V. cholerae is a gram-negative, curved bacteria which looks like little red or pink comma-shapes on a gram stain.
It’s positive for oxidase and grows in alkaline media.
It has pili and a single polar flagellum, kind of like a tail, at one end which it uses for movement through the gastrointestinal tract.
It’s a facultative anaerobe so that means it can undergo respiratory and fermentative metabolism.
Transmission of V. cholerae typically occurs through a fecal to oral route.
This includes consuming untreated sewage water, and anything that comes in contact with it, like raw or undercooked fish including shellfish; and improper hygiene, like a lack of hand
washing after a bowel movement.
Cholera tends to be more common in developing countries and places lacking advanced sanitation and sewage treatment facilities, with high rates in some locations in Africa and South America.

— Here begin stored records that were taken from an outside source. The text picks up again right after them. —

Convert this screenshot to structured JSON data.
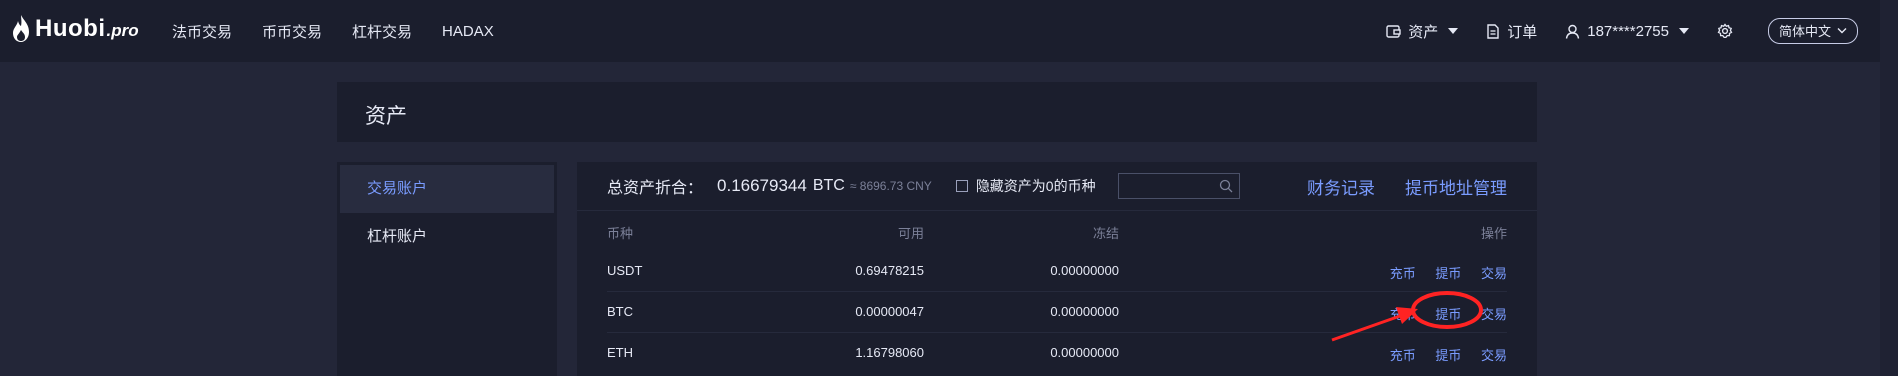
{
  "brand": {
    "name": "Huobi",
    "suffix": ".pro"
  },
  "nav": {
    "links": [
      "法币交易",
      "币币交易",
      "杠杆交易",
      "HADAX"
    ],
    "right": {
      "assets": "资产",
      "orders": "订单",
      "account": "187****2755",
      "language": "简体中文"
    }
  },
  "page": {
    "title": "资产"
  },
  "sidebar": {
    "items": [
      {
        "label": "交易账户",
        "active": true
      },
      {
        "label": "杠杆账户",
        "active": false
      }
    ]
  },
  "summary": {
    "label": "总资产折合：",
    "btc_value": "0.16679344",
    "btc_unit": "BTC",
    "cny": "≈ 8696.73 CNY",
    "hide_zero_label": "隐藏资产为0的币种",
    "search_value": ""
  },
  "links": {
    "finance_records": "财务记录",
    "withdraw_address": "提币地址管理"
  },
  "table": {
    "headers": {
      "coin": "币种",
      "available": "可用",
      "frozen": "冻结",
      "ops": "操作"
    },
    "ops_labels": {
      "deposit": "充币",
      "withdraw": "提币",
      "trade": "交易"
    },
    "rows": [
      {
        "coin": "USDT",
        "available": "0.69478215",
        "frozen": "0.00000000"
      },
      {
        "coin": "BTC",
        "available": "0.00000047",
        "frozen": "0.00000000"
      },
      {
        "coin": "ETH",
        "available": "1.16798060",
        "frozen": "0.00000000"
      }
    ]
  },
  "colors": {
    "background": "#232638",
    "panel": "#1b1e2d",
    "accent": "#7a9cff",
    "annotation": "#ff2323"
  }
}
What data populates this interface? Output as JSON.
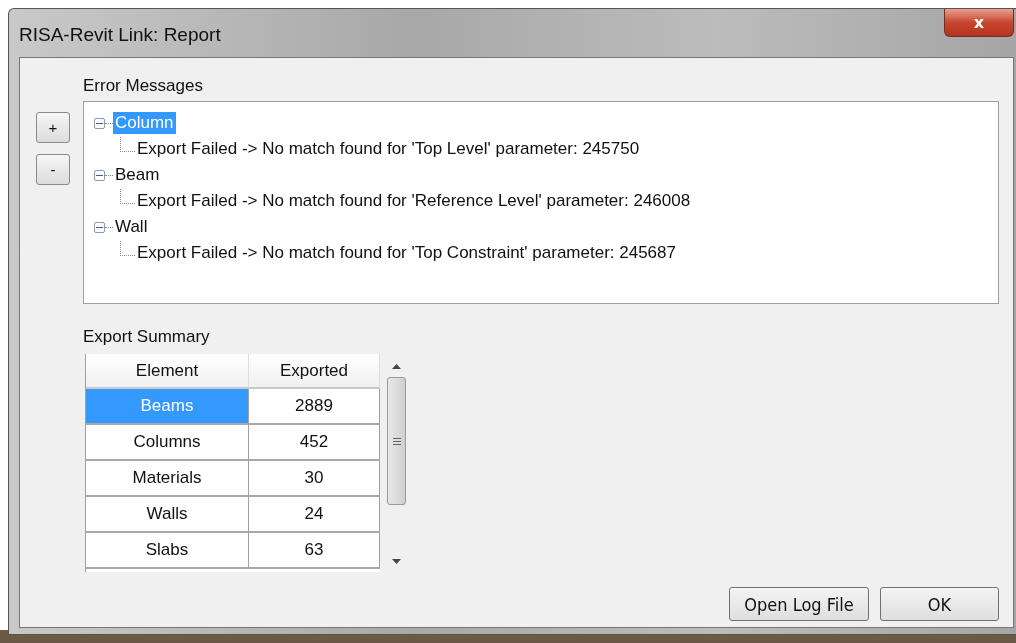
{
  "window": {
    "title": "RISA-Revit Link: Report",
    "close_label": "x"
  },
  "side_buttons": [
    "+",
    "-"
  ],
  "error_messages": {
    "label": "Error Messages",
    "nodes": [
      {
        "label": "Column",
        "expanded": true,
        "selected": true,
        "children": [
          {
            "label": "Export Failed -> No match found for 'Top Level' parameter: 245750"
          }
        ]
      },
      {
        "label": "Beam",
        "expanded": true,
        "selected": false,
        "children": [
          {
            "label": "Export Failed -> No match found for 'Reference Level' parameter: 246008"
          }
        ]
      },
      {
        "label": "Wall",
        "expanded": true,
        "selected": false,
        "children": [
          {
            "label": "Export Failed -> No match found for 'Top Constraint' parameter: 245687"
          }
        ]
      }
    ]
  },
  "export_summary": {
    "label": "Export Summary",
    "columns": [
      "Element",
      "Exported"
    ],
    "rows": [
      {
        "cells": [
          "Beams",
          "2889"
        ],
        "selected": true
      },
      {
        "cells": [
          "Columns",
          "452"
        ],
        "selected": false
      },
      {
        "cells": [
          "Materials",
          "30"
        ],
        "selected": false
      },
      {
        "cells": [
          "Walls",
          "24"
        ],
        "selected": false
      },
      {
        "cells": [
          "Slabs",
          "63"
        ],
        "selected": false
      }
    ]
  },
  "buttons": [
    "Open Log File",
    "OK"
  ]
}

People who have low gastric acidity or have an O-blood type are particularly at risk for a severe infection.
Now, when V. cholerae enters the stomach it shuts down protein production to conserve energy and nutrients, and to survive the acidic environment.

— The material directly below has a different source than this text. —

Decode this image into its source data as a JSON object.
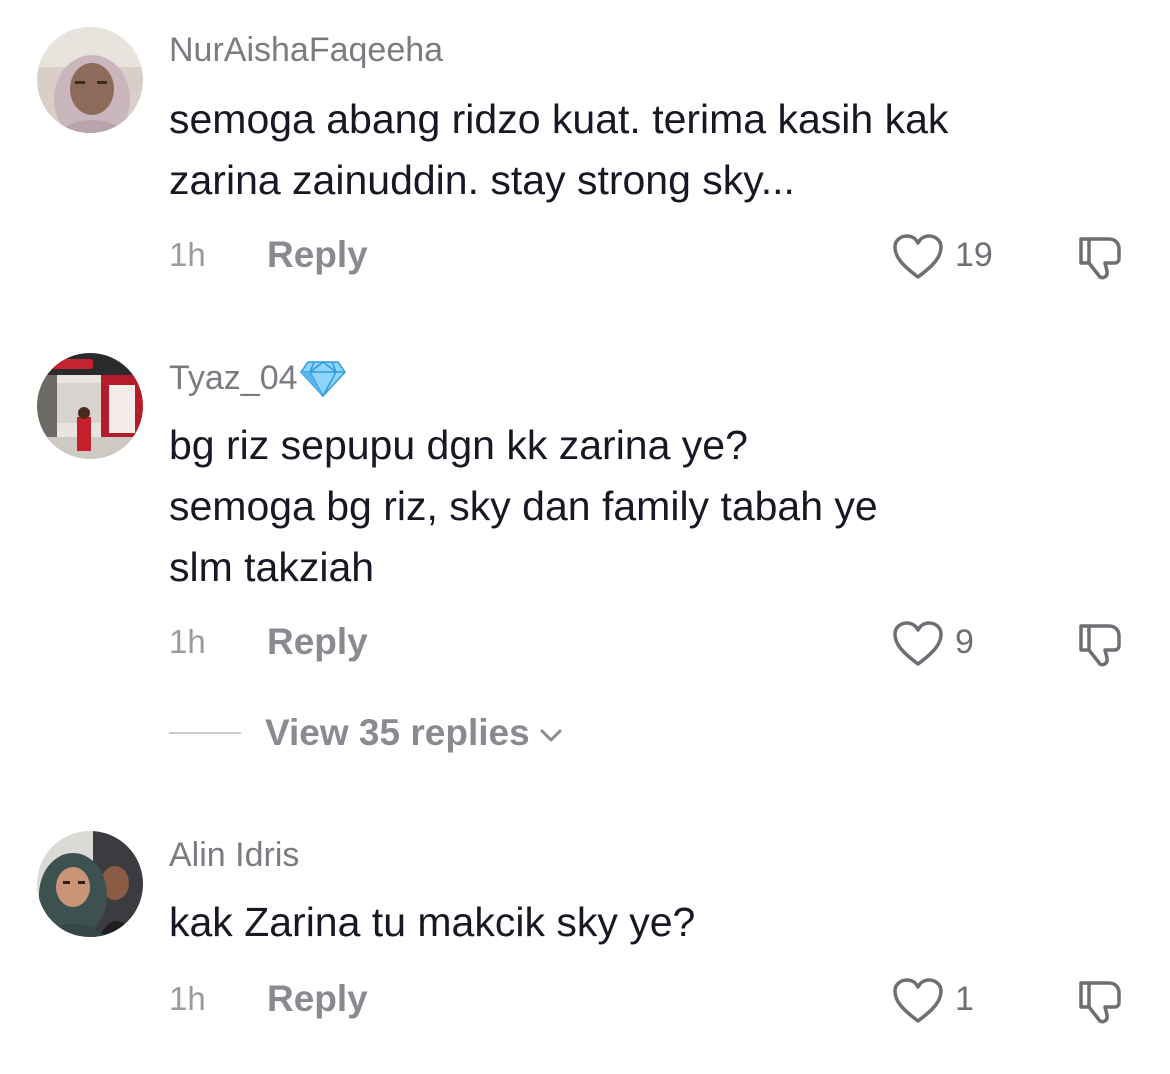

But once V. cholerae is in the intestines, it uses its flagella to move toward the intestinal walls; propel through the mucous layer on top of the epithelial cells lining the intestines; and
attach to the finger-like cellular projections, called villi, on the surface of the epithelial cells.
There, V. cholerae can begin to multiply and produce toxins.
And though V. cholerae does not enter the epithelial cells itself, the toxins do and they can cause a lot of trouble.
Now, the exact toxins produced can depend on the strain of V. cholerae.
Some strains produce toxins that won’t cause any, or maybe just mild clinical symptoms.
But some strains produce cholera enterotoxin, also called choleragen, which is most often the cause significant clinical symptoms.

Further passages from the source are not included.